In 1969, singer Joni Mitchell lamented, "They paved paradise and put up a parking lot." Today, the University of Maryland is displacing parking lots and planting trees and restoring landscapes. The exchange may not restore paradise, but it is a crucial step in the University's efforts to be a better environmental steward. Recognized accomplishments from the improvements made to the University resulted in a "Campus Greening through Stewardship Award," from the National Wildlife Federation. From 2000 to the present, 29 projects (16 accomplished, 5 in design, and 8 in the planning stage) have addressed the environmental goals and objectives of the Facilities Master Plan. These are a few of those projects:
An extended network of Landscape Open Spaces in the Southwest Campus District began with the replacement of staff and faculty parking lots M and U4 near Van Munching Hall. This transformation from 30,492 square feet of impermeable pavement to green lawns and open space is the armature for multiple "in-fill" academic buildings, the Mowatt Lane Parking Garage (1,700+ spaces), and student residential facilities (6 buildings and 1,825 total beds). According to the Master Plan, within 20 years, all parking in the southwest portion of campus will be in garages and most of the old lots will be replaced with a multi-layered network of places linking new academic facilities and student life.
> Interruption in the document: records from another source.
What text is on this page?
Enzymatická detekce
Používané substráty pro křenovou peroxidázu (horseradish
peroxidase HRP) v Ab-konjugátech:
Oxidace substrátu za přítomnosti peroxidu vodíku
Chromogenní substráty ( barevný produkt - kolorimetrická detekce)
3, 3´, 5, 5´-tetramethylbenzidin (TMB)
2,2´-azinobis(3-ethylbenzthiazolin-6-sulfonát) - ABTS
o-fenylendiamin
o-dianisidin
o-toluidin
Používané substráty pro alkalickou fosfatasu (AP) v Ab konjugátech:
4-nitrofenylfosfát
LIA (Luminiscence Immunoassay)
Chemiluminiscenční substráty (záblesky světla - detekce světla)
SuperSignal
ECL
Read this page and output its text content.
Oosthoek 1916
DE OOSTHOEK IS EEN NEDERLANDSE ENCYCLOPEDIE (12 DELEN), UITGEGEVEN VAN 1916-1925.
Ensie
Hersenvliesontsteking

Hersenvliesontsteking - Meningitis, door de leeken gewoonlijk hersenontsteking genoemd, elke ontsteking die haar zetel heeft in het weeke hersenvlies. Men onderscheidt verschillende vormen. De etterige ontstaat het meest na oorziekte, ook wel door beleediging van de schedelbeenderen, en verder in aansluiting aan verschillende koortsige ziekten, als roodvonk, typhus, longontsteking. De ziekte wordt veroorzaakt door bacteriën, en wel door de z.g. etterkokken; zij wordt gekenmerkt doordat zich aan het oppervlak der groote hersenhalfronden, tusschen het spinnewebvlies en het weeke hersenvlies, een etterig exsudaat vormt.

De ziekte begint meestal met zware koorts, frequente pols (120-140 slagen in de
North Gate Park is a natural retreat adjacent to the Paint Branch and the University's main entrance at US Route 1. Landscape architecture students, led by Professor Jack Sullivan, helped design North Gate Park. Shrubs and flower plantings pay respect to the University's historical landscape with an orchard, native grasses, a wildflower meadow, a restored forested stream buffer, and a future planned rain garden to filter storm water runoff. As called for in the University's Facilities Master Plan, the park also emphasizes walking, biking, and alternate transportation. There is a bus shelter, a lighted path for pedestrians and cyclists, and a bridge to connect everyone to the heart of campus.
New open spaces in the Northeast Campus District have transformed the area once referred to as the "industrial heartland" of campus, the dense cluster of engineering, science, and mathematics buildings. In addition to the "urbane" Kim Engineering Plaza and the plaza adjacent to the Computer Science Instructional Center, the Chemistry Courtyard—space created by the completion of a new wing in 2003 features ornamental trees, shrubs, flowers, and the perfect lawn for an impromptu outdoor class or lunch. The courtyard incorporates brick walkways and patio outside the new Atrium. This combined open space network shifts pedestrian routes closer to classroom buildings and replaces parking lots that once served as unsightly shortcuts.